Firehouse Productions carries full K1/K2/Kara rig on Peter Gabriel and Stingís co-headlined North American trek
RED HOOK, New York - August 2016 -- Peter Gabriel and Sting recently took their Rock Paper Scissors double bill on the road, visiting 20 cities across the United States and Canada. The self-described “karaoke night” of greatest hits featured the pair performing their own songs and covering each other’s songs in addition to guesting with each other’s bands, with as many as 14 musicians on stage at once.
The tour carried a 270-degree PA system comprising L-Acoustics K1 and K2 modules with K1-SB and SB28 subwoofers, as well as Kara and various ARCS speakers, all powered by a total of 60 LA8 amplified controllers, provided by Firehouse Productions.
“Our main configuration has been 12 K1s and six to eight K2s on each main hang, then each side hang has been 16 K2s,” says Firehouse System Tech Jamie Pollock. “We’ve been selling up to 270 degrees of seating, so we also have a rear hang of 14 Kara per side. For ground fill we use two ARCS per side as out fills to cover the corners and eight Karas set up in pairs across the front of the stage as a lip fill system. Low frequency reinforcement consists of eight K1-SBs flown behind each main to give more control of directivity along with 18 SB28s on the ground set up as a left-center-right.”
The unusual FOH setup on the tour featured mixers for both bands driving the PA simultaneously from their respective consoles as the lineup of musicians on stage changed from song to song. Richard Sharratt, mixing front-of-house for Peter Gabriel on a Solid State Logic L500 Plus console and utilizing control gear from Firehouse, took the lead on songs performed by Gabriel’s band, which included Tony Levin on bass and featured vocalist Jennie Abrahamson. Howard Page, on a Studer Vista 5 console with control equipment from Clair Global mixed Sting, whose band included drummer Vinnie Colaiuta and featured vocalist Jo Lowry, taking the lead on his longtime client’s songs.
“The challenge for me has been gearing the system to accommodate both styles of mixing,” says Pollock. “Each console has eight sends that go into a pile of Lake DLP processors, which is where the summing happens.
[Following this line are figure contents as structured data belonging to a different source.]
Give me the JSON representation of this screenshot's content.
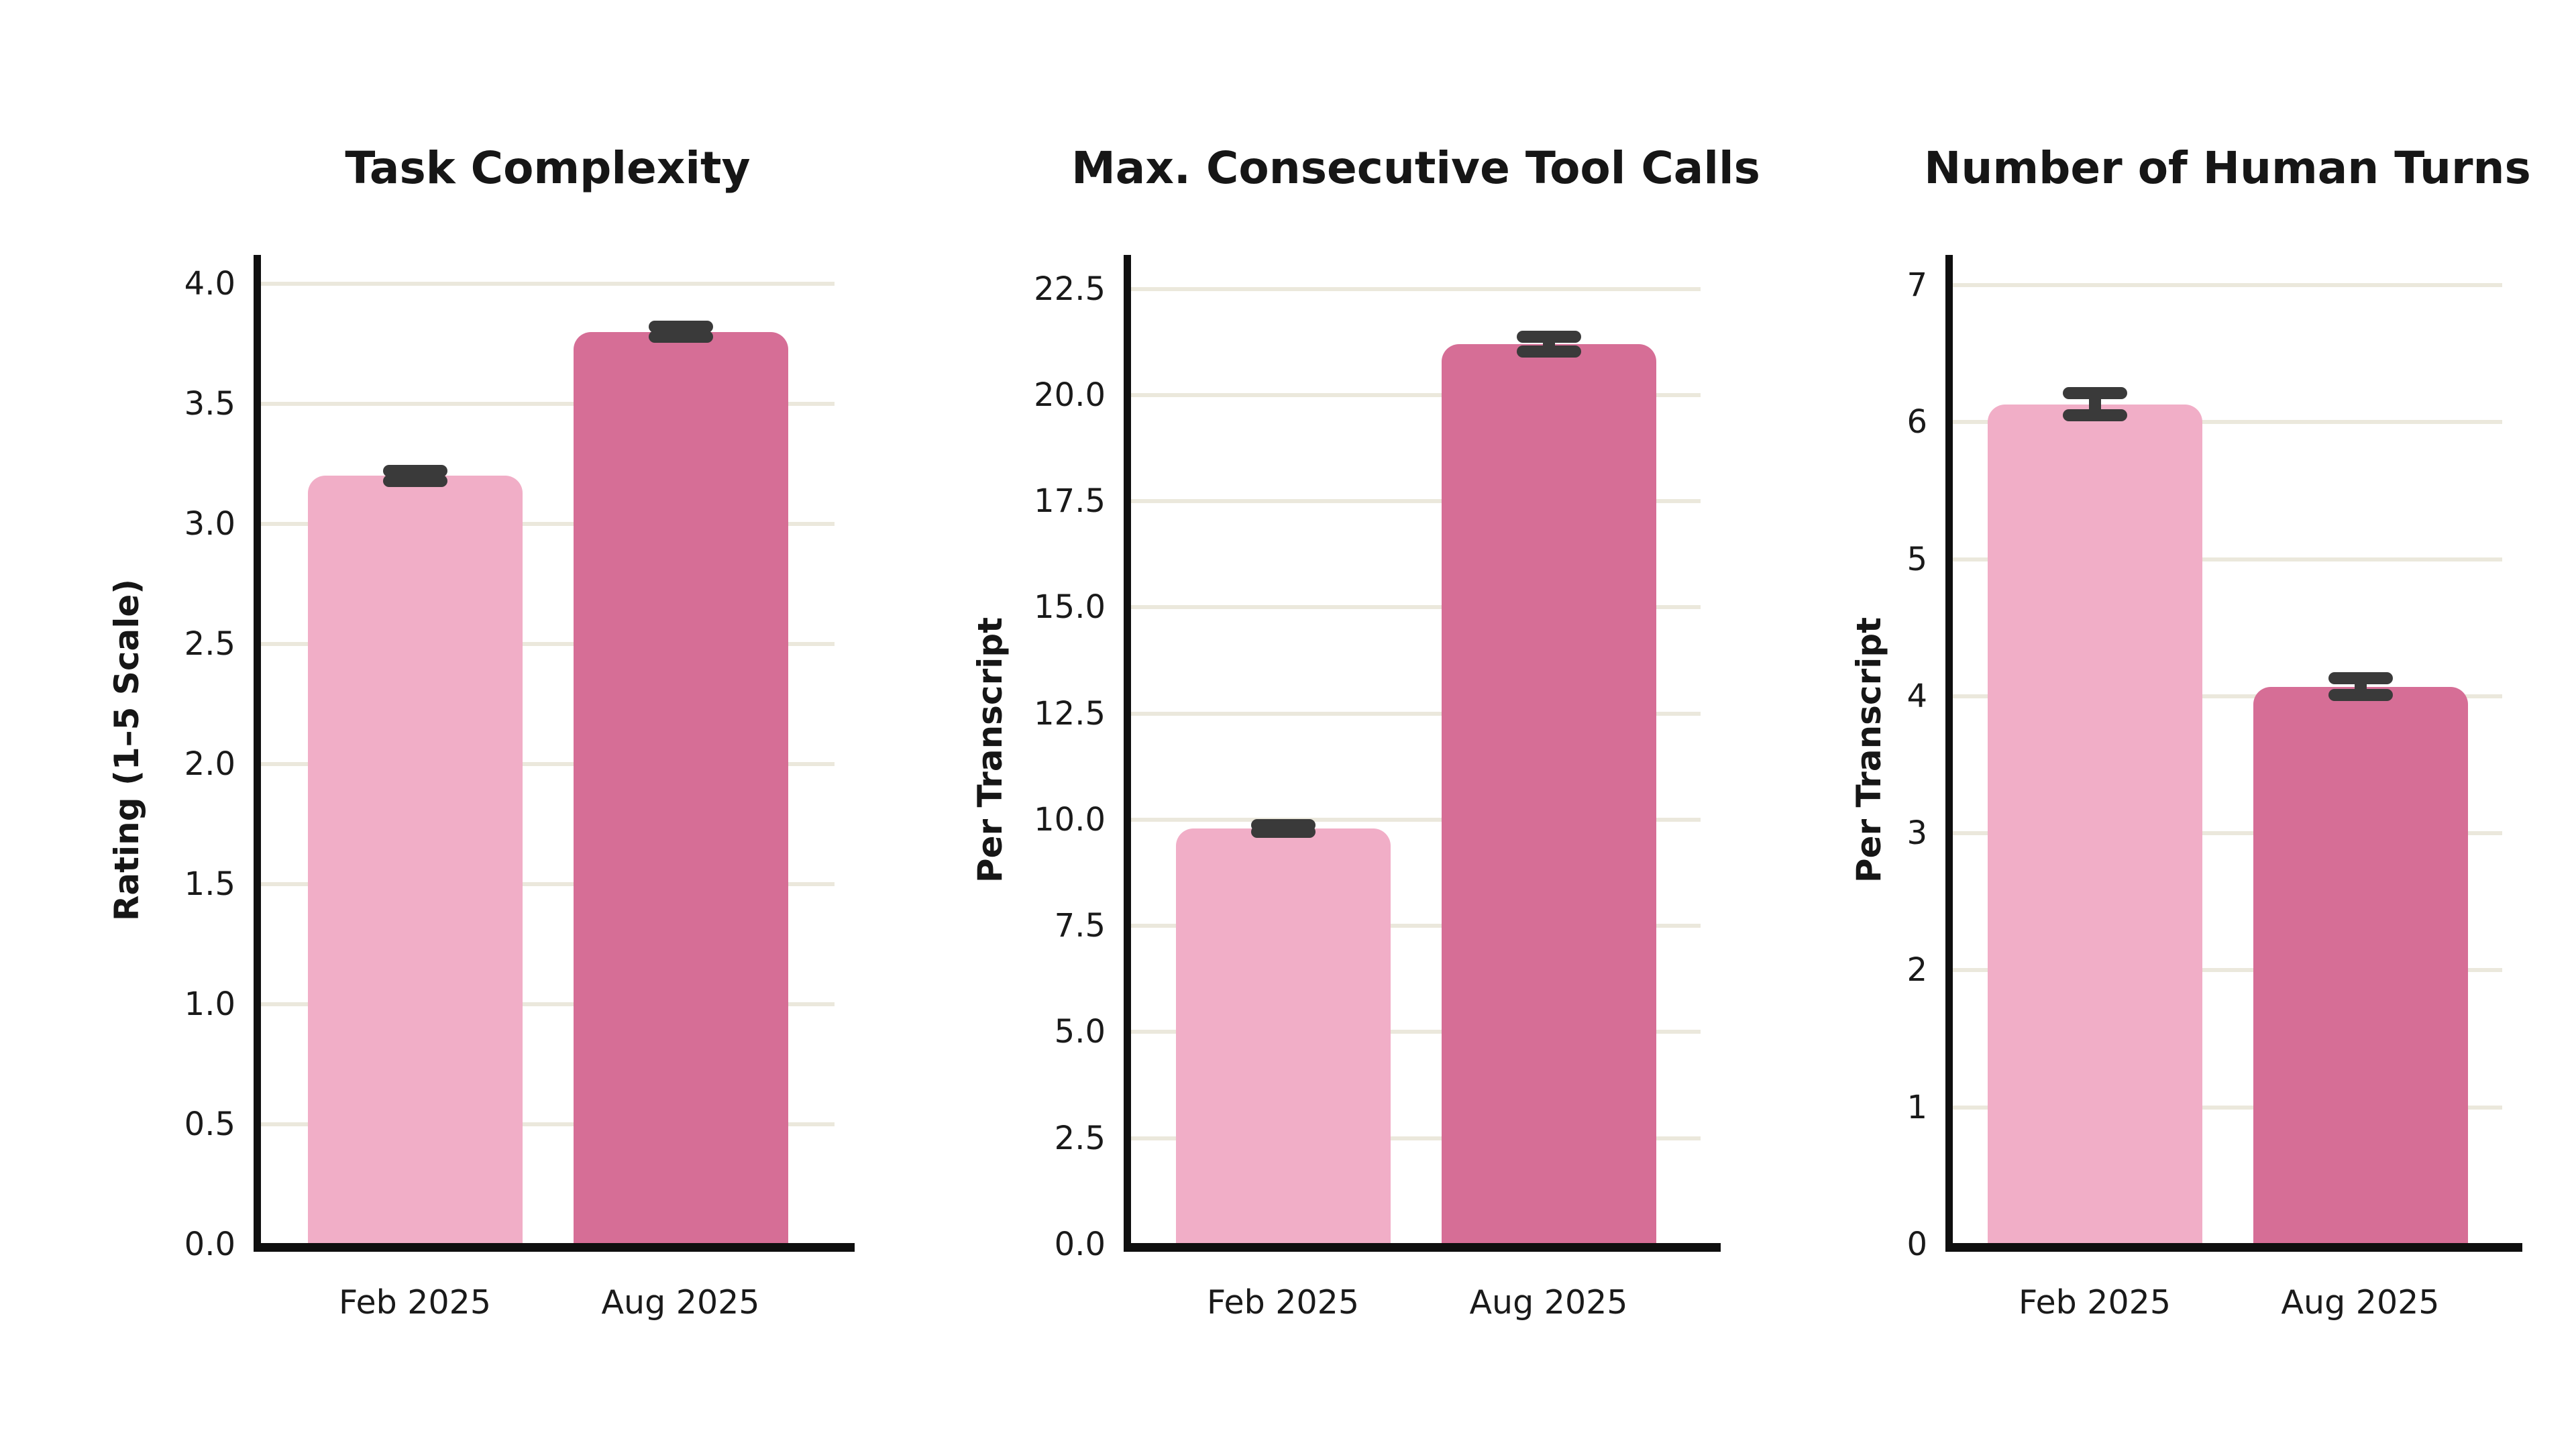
{
  "page": {
    "background_color": "#ffffff",
    "description_labels": {
      "feb": "Feb 2025",
      "aug": "Aug 2025"
    }
  },
  "palette": {
    "bar_feb_2025": "#f1aec7",
    "bar_aug_2025": "#d66e96",
    "error_bar": "#3a3a3a",
    "gridline": "#ebe8dc",
    "axis_line": "#0f0f0f",
    "text": "#161616"
  },
  "chart_data": [
    {
      "type": "bar",
      "title": "Task Complexity",
      "xlabel": "",
      "ylabel": "Rating (1–5 Scale)",
      "categories": [
        "Feb 2025",
        "Aug 2025"
      ],
      "values": [
        3.2,
        3.8
      ],
      "errors": [
        0.02,
        0.02
      ],
      "bar_colors": [
        "#f1aec7",
        "#d66e96"
      ],
      "ylim": [
        0,
        4.12
      ],
      "ytick_values": [
        0,
        0.5,
        1.0,
        1.5,
        2.0,
        2.5,
        3.0,
        3.5,
        4.0
      ],
      "ytick_labels": [
        "0.0",
        "0.5",
        "1.0",
        "1.5",
        "2.0",
        "2.5",
        "3.0",
        "3.5",
        "4.0"
      ],
      "grid": true,
      "legend_position": "none"
    },
    {
      "type": "bar",
      "title": "Max. Consecutive Tool Calls",
      "xlabel": "",
      "ylabel": "Per Transcript",
      "categories": [
        "Feb 2025",
        "Aug 2025"
      ],
      "values": [
        9.8,
        21.2
      ],
      "errors": [
        0.08,
        0.17
      ],
      "bar_colors": [
        "#f1aec7",
        "#d66e96"
      ],
      "ylim": [
        0,
        23.3
      ],
      "ytick_values": [
        0,
        2.5,
        5.0,
        7.5,
        10.0,
        12.5,
        15.0,
        17.5,
        20.0,
        22.5
      ],
      "ytick_labels": [
        "0.0",
        "2.5",
        "5.0",
        "7.5",
        "10.0",
        "12.5",
        "15.0",
        "17.5",
        "20.0",
        "22.5"
      ],
      "grid": true,
      "legend_position": "none"
    },
    {
      "type": "bar",
      "title": "Number of Human Turns",
      "xlabel": "",
      "ylabel": "Per Transcript",
      "categories": [
        "Feb 2025",
        "Aug 2025"
      ],
      "values": [
        6.13,
        4.07
      ],
      "errors": [
        0.08,
        0.06
      ],
      "bar_colors": [
        "#f1aec7",
        "#d66e96"
      ],
      "ylim": [
        0,
        7.22
      ],
      "ytick_values": [
        0,
        1,
        2,
        3,
        4,
        5,
        6,
        7
      ],
      "ytick_labels": [
        "0",
        "1",
        "2",
        "3",
        "4",
        "5",
        "6",
        "7"
      ],
      "grid": true,
      "legend_position": "none"
    }
  ]
}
From there it goes into a Rocknet system that distributes to the LA8 amplified controllers.”
Although many system techs favor cardioid sub configurations these days, Pollock had no need to keep the low frequency energy off the stage. “The band and monitor engineers actually like the low end. And since we’re seating 270 degrees, I really want to have control of all my resources and put more LF energy onto the sides to have more even and musical LF coverage.”
Sharratt comments, “Peter has used and preferred L-Acoustics for a very long time. The K1 is a continuation of that tradition, and with minimal but skillful tweaking from Jamie it produced a warm, fat but precise sound in all the different types of venues that we played. I remember the first time using K1 in London’s Hyde Park and was struck then by the latent power, but also the sense that I was listening to near field monitors.”
Sharratt had a pair of powered 108Ps and an SB15 sub at front of house for a near field system, Pollock reports. “We also supplied 108Ps for Peter’s dressing room, and a pair of 108Ps that went into Peter’s band’s dressing room, as a practice system.”
Pollock maintained relatively granular control of the speakers. “I have control of every two boxes utilizing the multi-grouping features in Network Manager. On the smaller gigs I’ll even do single circuits on the bottom K2s to get a little bit more resolution, especially if I can’t achieve the perfect trim height. But we don’t matrix into the PA where we’re sending different feeds to the upper or lower parts; the mains and the flown subs get all the main left-right mix,” he explains.
“One of my favorite things about L-Acoustics is the FIR filters,” he continues. “I’ve always said that you can move them half a dB and hear the difference. Getting the geometry of the array right means you don’t need so much of that stuff. But having the ability to use FIRs, especially on the upper and lower parts of the array, can be invaluable.”
The style of music performed by the two artists does differ somewhat, Pollock observes, with Sting’s slightly simpler instrumentation requiring a very clean, up-front sound. “Peter has this very big, dynamic sound with lot of different little parts. Richard wants all those details and notes to really happen, so we need a lot of warmth in the PA. We came up with a really good, happy medium as far as what I give the guys on a day-to-day basis. I let them individually carve out the piece that they need. Both engineers are some of the best in the business with incredible amounts of experience and great ears, so it’s been really enjoyable.”